New York State has subpoenaed two consulting firms as part of a broader investigation into the industry’s perceived coziness with Wall Street, according to people briefed on the inquiry. The two firms that received the subpoenas in recent months — Promontory Financial Group and PricewaterhouseCoopers — are among the industry’s biggest names….
New York’s financial regulator, Benjamin M. Lawsky, fined Deloitte $10 million in June and banned it from advising banks in New York for one year after accusing the firm of watering down a report about money-laundering controls at the British bank Standard Chartered.

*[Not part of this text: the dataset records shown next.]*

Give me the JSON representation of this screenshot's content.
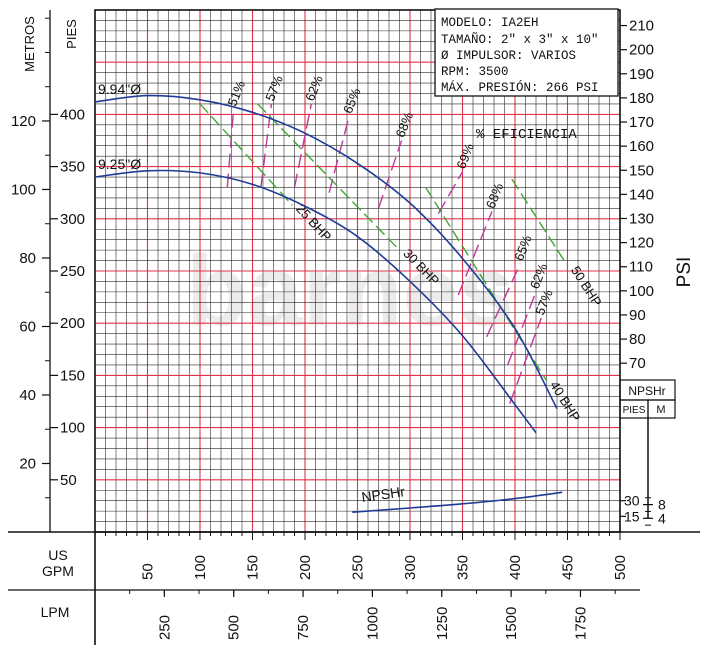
{
  "chart_data": {
    "type": "line",
    "title": "",
    "watermark": "barnes",
    "info_box": [
      "MODELO: IA2EH",
      "TAMAÑO: 2\" x 3\" x 10\"",
      "Ø IMPULSOR: VARIOS",
      "RPM: 3500",
      "MÁX. PRESIÓN: 266 PSI"
    ],
    "axes": {
      "x_gpm": {
        "label": "US GPM",
        "ticks": [
          "50",
          "100",
          "150",
          "200",
          "250",
          "300",
          "350",
          "400",
          "450",
          "500"
        ],
        "range": [
          0,
          500
        ]
      },
      "x_lpm": {
        "label": "LPM",
        "ticks": [
          "250",
          "500",
          "750",
          "1000",
          "1250",
          "1500",
          "1750"
        ]
      },
      "y_ft": {
        "label": "PIES",
        "ticks": [
          "50",
          "100",
          "150",
          "200",
          "250",
          "300",
          "350",
          "400"
        ],
        "range": [
          0,
          500
        ]
      },
      "y_m": {
        "label": "METROS",
        "ticks": [
          "20",
          "40",
          "60",
          "80",
          "100",
          "120"
        ]
      },
      "y_psi": {
        "label": "PSI",
        "ticks": [
          "70",
          "80",
          "90",
          "100",
          "110",
          "120",
          "130",
          "140",
          "150",
          "160",
          "170",
          "180",
          "190",
          "200",
          "210"
        ]
      },
      "npsh_box": {
        "title": "NPSHr",
        "col_ft": "PIES",
        "col_m": "M",
        "ticks_ft": [
          "15",
          "30"
        ],
        "ticks_m": [
          "4",
          "8"
        ]
      }
    },
    "series": [
      {
        "name": "9.94\"Ø",
        "x": [
          0,
          50,
          100,
          150,
          200,
          250,
          300,
          350,
          400,
          440
        ],
        "y": [
          412,
          418,
          414,
          402,
          382,
          353,
          315,
          262,
          195,
          118
        ]
      },
      {
        "name": "9.25\"Ø",
        "x": [
          0,
          50,
          100,
          150,
          200,
          250,
          300,
          350,
          400,
          420
        ],
        "y": [
          340,
          346,
          344,
          333,
          312,
          283,
          240,
          188,
          122,
          95
        ]
      },
      {
        "name": "NPSHr",
        "x": [
          245,
          300,
          350,
          400,
          445
        ],
        "y": [
          19,
          23,
          27,
          32,
          38
        ]
      }
    ],
    "efficiency_label": "% EFICIENCIA",
    "efficiency_lines": [
      {
        "label": "51%",
        "x": [
          126,
          132
        ],
        "y": [
          330,
          405
        ]
      },
      {
        "label": "57%",
        "x": [
          158,
          168
        ],
        "y": [
          330,
          410
        ]
      },
      {
        "label": "62%",
        "x": [
          190,
          206
        ],
        "y": [
          330,
          410
        ]
      },
      {
        "label": "65%",
        "x": [
          223,
          242
        ],
        "y": [
          325,
          398
        ]
      },
      {
        "label": "68%",
        "x": [
          270,
          292
        ],
        "y": [
          310,
          375
        ]
      },
      {
        "label": "69%",
        "x": [
          327,
          350
        ],
        "y": [
          305,
          345
        ]
      },
      {
        "label": "68%",
        "x": [
          346,
          378
        ],
        "y": [
          227,
          307
        ]
      },
      {
        "label": "65%",
        "x": [
          373,
          405
        ],
        "y": [
          187,
          257
        ]
      },
      {
        "label": "62%",
        "x": [
          393,
          420
        ],
        "y": [
          160,
          230
        ]
      },
      {
        "label": "57%",
        "x": [
          395,
          425
        ],
        "y": [
          123,
          205
        ]
      }
    ],
    "bhp_lines": [
      {
        "label": "25 BHP",
        "x": [
          100,
          188
        ],
        "y": [
          410,
          313
        ]
      },
      {
        "label": "30 BHP",
        "x": [
          155,
          290
        ],
        "y": [
          410,
          270
        ]
      },
      {
        "label": "40 BHP",
        "x": [
          315,
          430
        ],
        "y": [
          330,
          145
        ]
      },
      {
        "label": "50 BHP",
        "x": [
          397,
          450
        ],
        "y": [
          338,
          255
        ]
      }
    ]
  }
}
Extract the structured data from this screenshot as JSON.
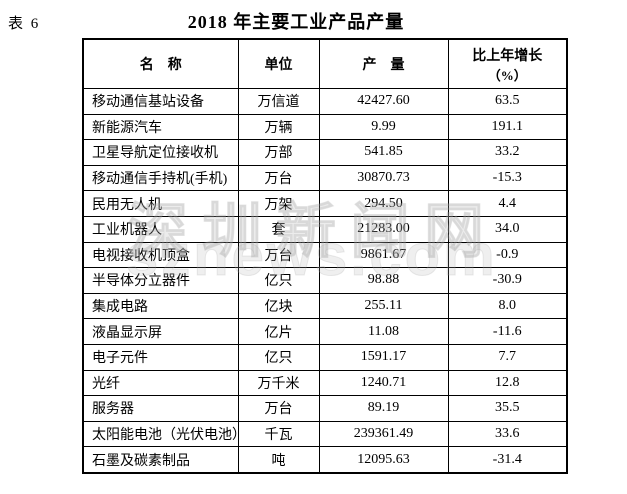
{
  "page": {
    "table_label": "表 6",
    "title": "2018 年主要工业产品产量"
  },
  "watermark": {
    "line1": "深圳新闻网",
    "line2": "sznews.com"
  },
  "table": {
    "headers": {
      "name": "名　称",
      "unit": "单位",
      "output": "产　量",
      "growth_line1": "比上年增长",
      "growth_line2": "（%）"
    },
    "rows": [
      {
        "name": "移动通信基站设备",
        "unit": "万信道",
        "output": "42427.60",
        "growth": "63.5"
      },
      {
        "name": "新能源汽车",
        "unit": "万辆",
        "output": "9.99",
        "growth": "191.1"
      },
      {
        "name": "卫星导航定位接收机",
        "unit": "万部",
        "output": "541.85",
        "growth": "33.2"
      },
      {
        "name": "移动通信手持机(手机)",
        "unit": "万台",
        "output": "30870.73",
        "growth": "-15.3"
      },
      {
        "name": "民用无人机",
        "unit": "万架",
        "output": "294.50",
        "growth": "4.4"
      },
      {
        "name": "工业机器人",
        "unit": "套",
        "output": "21283.00",
        "growth": "34.0"
      },
      {
        "name": "电视接收机顶盒",
        "unit": "万台",
        "output": "9861.67",
        "growth": "-0.9"
      },
      {
        "name": "半导体分立器件",
        "unit": "亿只",
        "output": "98.88",
        "growth": "-30.9"
      },
      {
        "name": "集成电路",
        "unit": "亿块",
        "output": "255.11",
        "growth": "8.0"
      },
      {
        "name": "液晶显示屏",
        "unit": "亿片",
        "output": "11.08",
        "growth": "-11.6"
      },
      {
        "name": "电子元件",
        "unit": "亿只",
        "output": "1591.17",
        "growth": "7.7"
      },
      {
        "name": "光纤",
        "unit": "万千米",
        "output": "1240.71",
        "growth": "12.8"
      },
      {
        "name": "服务器",
        "unit": "万台",
        "output": "89.19",
        "growth": "35.5"
      },
      {
        "name": "太阳能电池（光伏电池）",
        "unit": "千瓦",
        "output": "239361.49",
        "growth": "33.6"
      },
      {
        "name": "石墨及碳素制品",
        "unit": "吨",
        "output": "12095.63",
        "growth": "-31.4"
      }
    ]
  }
}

At Standard Chartered’s request, Deloitte removed a recommendation from the report that was “aimed at rooting out money laundering,” Mr. Lawsky, New York’s superintendent of financial services, said when announcing the Deloitte action. Deloitte was not accused of intentionally aiding or abetting Standard Chartered. At the time, Deloitte said it “has an important responsibility to continually elevate the standards that govern our work and that of our profession.”
Mr. Lawsky is scrutinizing some of the same issues in his investigation of Promontory and PricewaterhouseCoopers, according to the people briefed on the matter.
The subpoena of Promontory seeks e-mails and other documents generated during the firm’s work for Standard Chartered, which settled with New York and federal regulators over claims that it had illegally transferred money for Iran….
In Mr. Lawsky’s examination of PricewaterhouseCoopers, he is focused on the consultant’s work for the Bank of Tokyo-Mitsubishi UFJ, which faced investigations over foreign money transfers, according to people briefed on the matter. In June, Mr. Lawsky accused the bank of processing 28,000 payments worth about $100 billion on behalf of countries that were facing sanctions by the United States. PricewaterhouseCoopers was tasked with assessing the volume of transfers.